Am anderen Ende der Leitung pfeift es anerkennend. „Das sind ja pro Stück…“

„...37 Cent. Ich weiß.“

„Und das nervt dich wieder mal. Ist doch klar. In so einer Krise legt man jedes Wort auf die Goldwaage.“, beginnt Peter mit einer Paaranalyse.

„Welche Krise?“, frage ich verdattert.

„Na, die in deiner Ehe.“, psychoanalysiert er munter weiter. „Ständig beschwerst du dich, dass ihr euch streitet und Yvette hat jede Menge an dir auszusetzen. Das sind ganz klar Symptome einer Krise.“, stellt er mit einer Stimme fest, die keinen Widerspruch duldet.

„Was weißt du denn schon davon?

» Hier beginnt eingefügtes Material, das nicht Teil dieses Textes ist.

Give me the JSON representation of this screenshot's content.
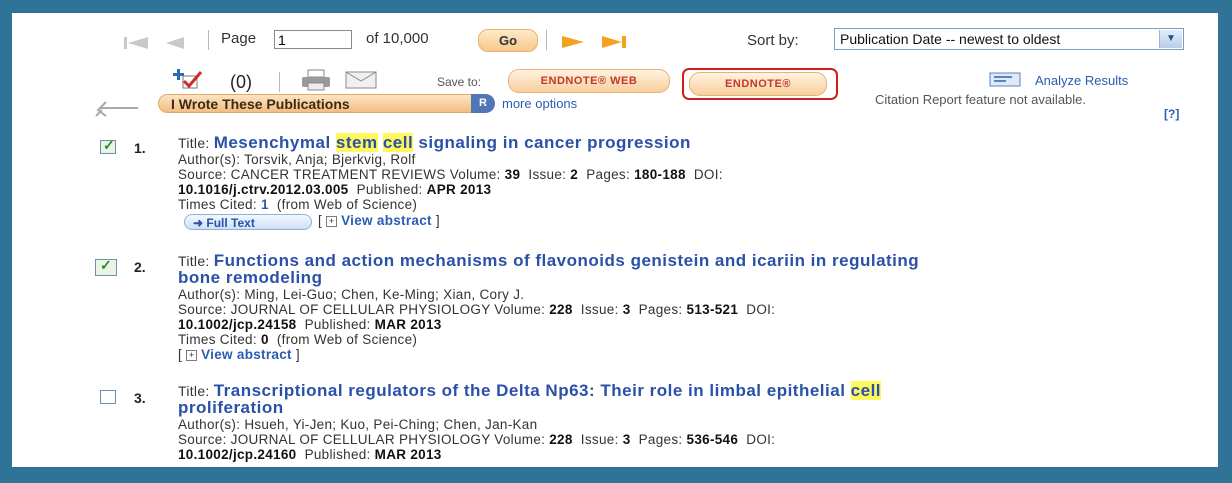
{
  "nav": {
    "page_label": "Page",
    "page_value": "1",
    "of_label": "of 10,000",
    "go_label": "Go",
    "sort_label": "Sort by:",
    "sort_value": "Publication Date -- newest to oldest"
  },
  "toolbar": {
    "marked_count": "(0)",
    "save_to_label": "Save to:",
    "endnote_web_label": "ENDNOTE® WEB",
    "endnote_label": "ENDNOTE®",
    "analyze_label": "Analyze Results",
    "citation_note": "Citation Report feature not available.",
    "help_label": "[?]",
    "iwrote_label": "I Wrote These Publications",
    "iwrote_badge": "R",
    "more_options": "more options"
  },
  "records": [
    {
      "number": "1.",
      "checked": true,
      "title_label": "Title:",
      "title_parts": [
        {
          "text": "Mesenchymal ",
          "hl": false
        },
        {
          "text": "stem",
          "hl": true
        },
        {
          "text": " ",
          "hl": false
        },
        {
          "text": "cell",
          "hl": true
        },
        {
          "text": " signaling in cancer progression",
          "hl": false
        }
      ],
      "title_line2": "",
      "authors": "Author(s): Torsvik, Anja; Bjerkvig, Rolf",
      "source_prefix": "Source: CANCER TREATMENT REVIEWS  Volume:",
      "volume": "39",
      "issue_label": "Issue:",
      "issue": "2",
      "pages_label": "Pages:",
      "pages": "180-188",
      "doi_label": "DOI:",
      "doi": "10.1016/j.ctrv.2012.03.005",
      "published_label": "Published:",
      "published": "APR 2013",
      "times_cited_label": "Times Cited:",
      "times_cited": "1",
      "times_cited_suffix": "(from Web of Science)",
      "full_text": "Full Text",
      "view_abstract": "View abstract"
    },
    {
      "number": "2.",
      "checked": true,
      "title_label": "Title:",
      "title_parts": [
        {
          "text": "Functions and action mechanisms of flavonoids genistein and icariin in regulating",
          "hl": false
        }
      ],
      "title_line2": "bone remodeling",
      "authors": "Author(s): Ming, Lei-Guo; Chen, Ke-Ming; Xian, Cory J.",
      "source_prefix": "Source: JOURNAL OF CELLULAR PHYSIOLOGY  Volume:",
      "volume": "228",
      "issue_label": "Issue:",
      "issue": "3",
      "pages_label": "Pages:",
      "pages": "513-521",
      "doi_label": "DOI:",
      "doi": "10.1002/jcp.24158",
      "published_label": "Published:",
      "published": "MAR 2013",
      "times_cited_label": "Times Cited:",
      "times_cited": "0",
      "times_cited_suffix": "(from Web of Science)",
      "view_abstract": "View abstract"
    },
    {
      "number": "3.",
      "checked": false,
      "title_label": "Title:",
      "title_parts": [
        {
          "text": "Transcriptional regulators of the Delta Np63: Their role in limbal epithelial ",
          "hl": false
        },
        {
          "text": "cell",
          "hl": true
        }
      ],
      "title_line2": "proliferation",
      "authors": "Author(s): Hsueh, Yi-Jen; Kuo, Pei-Ching; Chen, Jan-Kan",
      "source_prefix": "Source: JOURNAL OF CELLULAR PHYSIOLOGY  Volume:",
      "volume": "228",
      "issue_label": "Issue:",
      "issue": "3",
      "pages_label": "Pages:",
      "pages": "536-546",
      "doi_label": "DOI:",
      "doi": "10.1002/jcp.24160",
      "published_label": "Published:",
      "published": "MAR 2013"
    }
  ],
  "colors": {
    "frame": "#2f7496",
    "link": "#2a50a8",
    "highlight": "#fff85c",
    "endnote_box": "#cf1e1e"
  }
}
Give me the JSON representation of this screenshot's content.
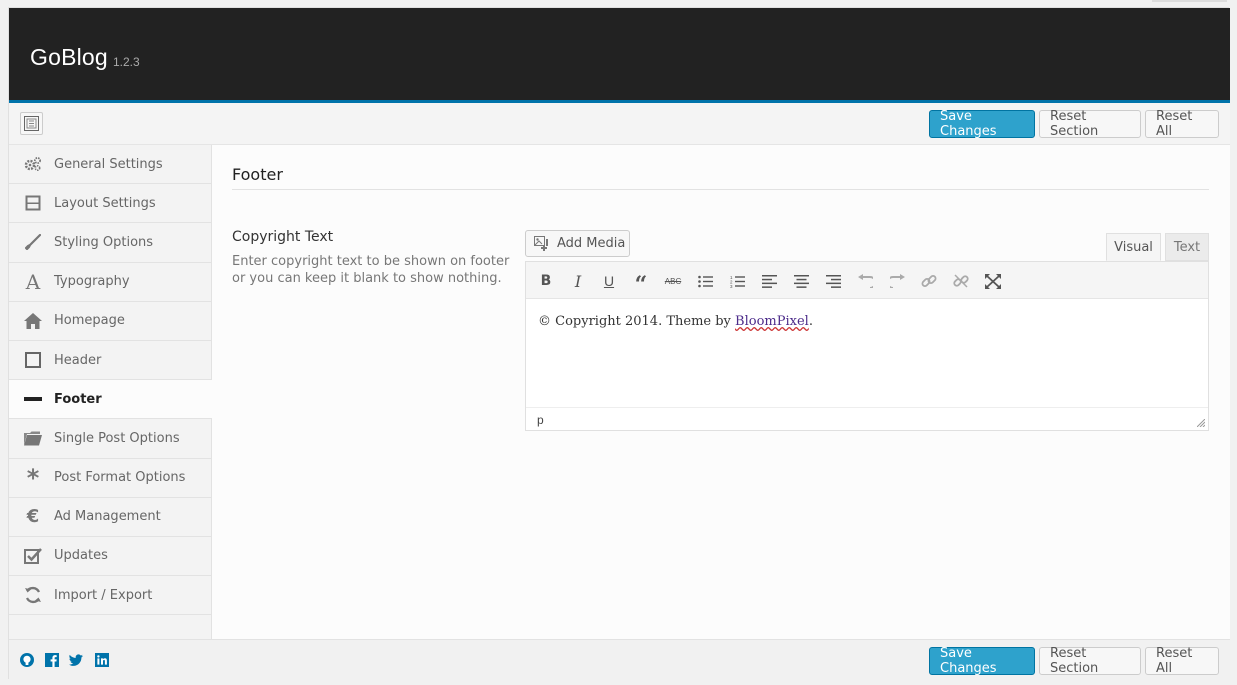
{
  "header": {
    "title": "GoBlog",
    "version": "1.2.3"
  },
  "toolbar": {
    "save_label": "Save Changes",
    "reset_section_label": "Reset Section",
    "reset_all_label": "Reset All"
  },
  "sidebar": {
    "items": [
      {
        "label": "General Settings",
        "icon": "gears-icon"
      },
      {
        "label": "Layout Settings",
        "icon": "layout-icon"
      },
      {
        "label": "Styling Options",
        "icon": "brush-icon"
      },
      {
        "label": "Typography",
        "icon": "typography-icon"
      },
      {
        "label": "Homepage",
        "icon": "home-icon"
      },
      {
        "label": "Header",
        "icon": "square-icon"
      },
      {
        "label": "Footer",
        "icon": "minus-icon",
        "active": true
      },
      {
        "label": "Single Post Options",
        "icon": "folder-icon"
      },
      {
        "label": "Post Format Options",
        "icon": "asterisk-icon"
      },
      {
        "label": "Ad Management",
        "icon": "euro-icon"
      },
      {
        "label": "Updates",
        "icon": "checkbox-icon"
      },
      {
        "label": "Import / Export",
        "icon": "refresh-icon"
      }
    ]
  },
  "main": {
    "section_title": "Footer",
    "field": {
      "title": "Copyright Text",
      "description": "Enter copyright text to be shown on footer or you can keep it blank to show nothing."
    },
    "editor": {
      "add_media_label": "Add Media",
      "tab_visual": "Visual",
      "tab_text": "Text",
      "content_prefix": "© Copyright 2014. Theme by ",
      "content_link": "BloomPixel",
      "content_suffix": ".",
      "status_path": "p"
    }
  },
  "footer": {
    "save_label": "Save Changes",
    "reset_section_label": "Reset Section",
    "reset_all_label": "Reset All",
    "social": [
      "github-icon",
      "facebook-icon",
      "twitter-icon",
      "linkedin-icon"
    ]
  },
  "colors": {
    "primary": "#2ea2cc",
    "header_bg": "#222222",
    "accent": "#0073aa"
  }
}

Bist du jetzt Psychiater, oder was?“, kontere ich trotzig. „Wann hast du denn das letzte Mal eine Beziehung gehabt? Du kannst sowas doch gar nicht beurteilen.“

„Moment, Moment.“, erwidert Peter mit Dozententon. „Nur, weil man selbst nicht in einer bestimmten Situation steckt, heißt das nicht, dass man sie nicht durchschauen kann. Im Gegenteil, von außen lassen sich viele Dinge viel objektiver betrachten als aus der Innensicht.“

„Was für einen Blödsinn hast du denn schon wieder gelesen?“ Langsam werde ich ungehalten von so viel Klugscheißerei. „Und überhaupt. Von so einer Krise müsste ich ja trotzdem etwas merken, oder? Ich liebe Yvette. Sie ist die einzige Frau für mich. Ich habe sogar mit Erschrecken festgestellt, dass mich in letzter Zeit andere Frauen gar nicht mehr interessieren. Selbst die Girls im Playboy lassen mich kalt.“

„Das ist gruselig.“ Peters lakonischer Kommentar bringt mich erst richtig auf die Palme.

„Das ist nicht gruselig. Das ist Liebe, du Idiot. Mag ja sein, dass wir uns häufig wegen Kleinkram in den Haaren haben, aber wer hat das nicht? Und ich werde dafür sorgen, dass wir eine bessere Basis für unsere Beziehung haben und alles harmonischer wird. Und Advent ist die beste Zeit, damit anzufangen. Und deshalb kann ich dich morgen nicht treffen, weil ich mit meiner Familie zusammen sein und meine Frau glücklich machen werde, unter anderem mit Lebkuchen zu 37 Cent das Stück. So, jetzt weißt du's.“ Damit drücke ich Peter weg und knalle den Deckel des Müllcontainers zu. Wäre doch gelacht, wenn ich das nicht hinkriege.

Aus dem Augenwinkel nehme ich eine Bewegung wahr. Neben mir steht Frau Lüders, unsere Nachbarin aus dem dritten Stock und strahlt mich an. Bevor ich etwas sagen kann, zwinkert sie mir zu und zuckelt auf ihren Stock gestützt auf dem Gehsteig davon. Ich schaue ihr nach und kratze mich am unrasierten Kinn.